On Wed, Oct 30, 2013 at 10:49:09AM -0400, Trevor Saunders wrote:
> On Wed, Oct 30, 2013 at 10:00:07AM +0100, Kai Tietz wrote:
> > 2013/10/30 Andrew Haley <a...@redhat.com>:
> > > On 10/30/2013 08:34 AM, Ondřej Bílka wrote:
> > >
> > >>>
> > >> The reasons of adding builtins is performance. Without that one can
> > >> write a simple template to generically check overflows like
> > >>
> > >> template <class C> class overflow {
> > >>   public:
> > >>   C val;
> > >>   overflow <C> operator + (overflow <C> &y) {
> > >>     overflow <C> ret;
> > >>     if (val > 0 && y.val > 0 && val + y.val < val)

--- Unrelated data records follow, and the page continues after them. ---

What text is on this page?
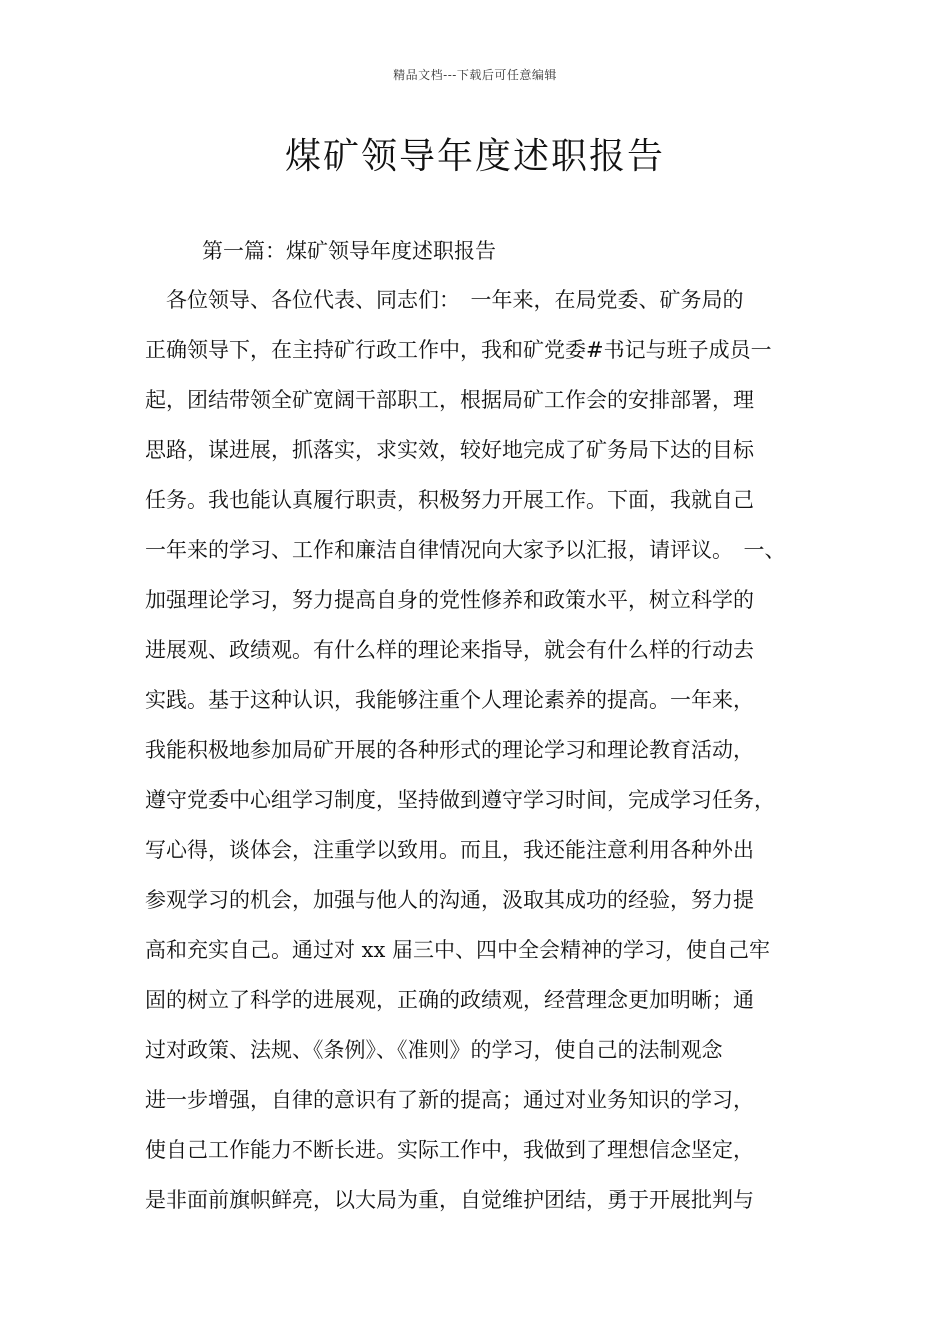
精品文档---下载后可任意编辑
煤矿领导年度述职报告
第一篇：煤矿领导年度述职报告
　各位领导、各位代表、同志们：　一年来，在局党委、矿务局的
正确领导下，在主持矿行政工作中，我和矿党委#书记与班子成员一
起，团结带领全矿宽阔干部职工，根据局矿工作会的安排部署，理
思路，谋进展，抓落实，求实效，较好地完成了矿务局下达的目标
任务。我也能认真履行职责，积极努力开展工作。下面，我就自己
一年来的学习、工作和廉洁自律情况向大家予以汇报，请评议。　一、
加强理论学习，努力提高自身的党性修养和政策水平，树立科学的
进展观、政绩观。有什么样的理论来指导，就会有什么样的行动去
实践。基于这种认识，我能够注重个人理论素养的提高。一年来，
我能积极地参加局矿开展的各种形式的理论学习和理论教育活动，
遵守党委中心组学习制度，坚持做到遵守学习时间，完成学习任务，
写心得，谈体会，注重学以致用。而且，我还能注意利用各种外出
参观学习的机会，加强与他人的沟通，汲取其成功的经验，努力提
高和充实自己。通过对 xx 届三中、四中全会精神的学习，使自己牢
固的树立了科学的进展观，正确的政绩观，经营理念更加明晰；通
过对政策、法规、《条例》、《准则》的学习，使自己的法制观念
进一步增强，自律的意识有了新的提高；通过对业务知识的学习，
使自己工作能力不断长进。实际工作中，我做到了理想信念坚定，
是非面前旗帜鲜亮，以大局为重，自觉维护团结，勇于开展批判与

> > >>       throw std::overflow_error();
> > >>     /* ... */
> > >>     ret.val = val + y.val;
> > >>     return ret;
> > >>   }
> > >>   /* ... */
> > >> };
> > >
> > > How is that going to work?  The compiler can simply eliminate this line:
> > >
> > >     if (val > 0 && y.val > 0 && val + y.val < val)
> > >        throw std::overflow_error();
> > >
> > > because it knows that the guard is always false.  I suppose it could be
> > > compiled with -fwrapv.
> > >
> > > Andrew.
> > 
> > Right,  as Andrew pointed out, this doesn't work. You are falling into
> > the pit of optimization on assumptions of overflow.
> > 
> > The way, which might work, is to do checks on unsigned types.  As for
> > unsigned-integer-scalar-types overflow is defined.
> 
> For an example of something that implements this see
> http://mxr.mozilla.org/mozilla-central/source/mfbt/CheckedInt.h which is
> used by WebKit / Blink as well aiui.
> 
That also does not work in strict sense as it assumes two complement
arithmetic which standard does not guarantee and is one of reasons why
signed overflows has undefined behavior.